Nairobi News

HashtagNews

Revealed: How JKUAT broke CUE rules in awarding 118 PhDs


Fresh details have emerged on the 118 doctorate degrees that were awarded by Jomo Kenyatta University of Agriculture and Technology (JKUAT) last week.

Analysis of the awards shows a lecturer supervised 16 doctorate students, which is against the Commission for University Education (CUE) requirement of one lecturer per three PhD students.

Another lecturer supervised 14 students while another one had 10 candidates.

There is also a lecturer who supervised six PhD students.

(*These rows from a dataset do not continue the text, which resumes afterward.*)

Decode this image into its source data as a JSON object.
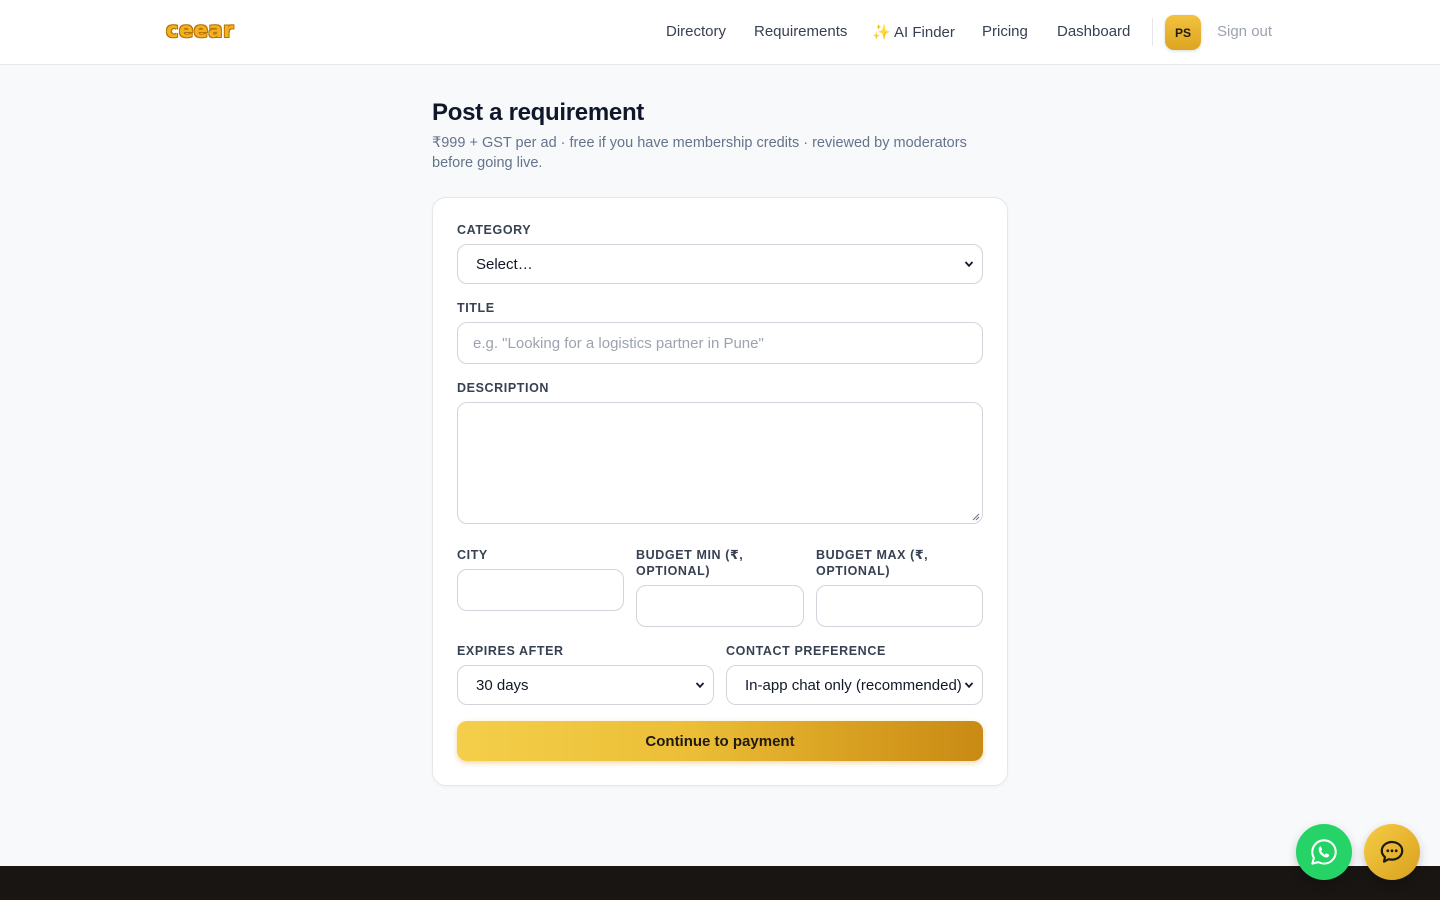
{
  "brand": {
    "logo_text": "ceear"
  },
  "nav": {
    "directory": "Directory",
    "requirements": "Requirements",
    "ai_finder": "✨ AI Finder",
    "pricing": "Pricing",
    "dashboard": "Dashboard",
    "avatar_initials": "PS",
    "sign_out": "Sign out"
  },
  "page": {
    "title": "Post a requirement",
    "subtitle": "₹999 + GST per ad · free if you have membership credits · reviewed by moderators before going live."
  },
  "form": {
    "category": {
      "label": "Category",
      "value": "Select…"
    },
    "title": {
      "label": "Title",
      "placeholder": "e.g. \"Looking for a logistics partner in Pune\"",
      "value": ""
    },
    "description": {
      "label": "Description",
      "value": ""
    },
    "city": {
      "label": "City",
      "value": ""
    },
    "budget_min": {
      "label": "Budget min (₹, optional)",
      "value": ""
    },
    "budget_max": {
      "label": "Budget max (₹, optional)",
      "value": ""
    },
    "expires_after": {
      "label": "Expires after",
      "value": "30 days"
    },
    "contact_preference": {
      "label": "Contact preference",
      "value": "In-app chat only (recommended)"
    },
    "submit_label": "Continue to payment"
  },
  "floating": {
    "whatsapp_icon": "whatsapp-icon",
    "chat_icon": "chat-bubble-icon"
  },
  "colors": {
    "accent": "#e9b934",
    "accent_dark": "#c98a14",
    "whatsapp": "#25d366",
    "footer": "#181513"
  }
}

The university based in Juja, Kiambu County, also graduated 660 Master’s students which means they were also supervised by some of the lecturers who checked the work of PhD students.

Doctorate and master’s students are supposed to be supervised by lecturers with doctorate degrees.

SUPERVISION EXPERIENCE

According to CUE, an academic staff shall be assigned students to supervise on thesis or dissertation based on a combination of his or her teaching load, administrative duties, and supervision experience and capacity.

“The maximum number of students an academic staff shall supervise in any given academic year shall be: master’s – 5 and doctorate – 3,” reads the regulations.

At JKUAT, out of the 118, PhDs awarded, the College of Human Resource Development had the biggest number of PhDs (89) of which 40 were Doctor of Philosophy (Business Administration).

The fewest doctorates were in the fields of science and technology, areas which the university is best known for.

School of Engineering only managed to produce four PhDs, College of Agriculture, for which the university is named, only produced six PhDs, and College of Pure and Applied Sciences produced seven PhDs while College of Health Sciences produced 10 PhDs.

CUE has since announced that it will investigate how the whole process that led to the award of the doctorate degrees was conducted following public outcry.

DEFENCE PROCEDURES

In its investigations, CUE will be looking at the defence procedures, supervision of the programmes among others as it moves to protect the credibility of doctorate and master’s degree programmes in Kenya.

CUE has powers to revoke such degrees.

Kenyans had questioned why the university was producing many PhDs with no innovations despite being an agriculture and technology institution.

Experts in education also questioned the quality of the thesis submitted by the doctorate graduates noting that at PhD level, students cannot talk about effects and influence of an issue in a research topic.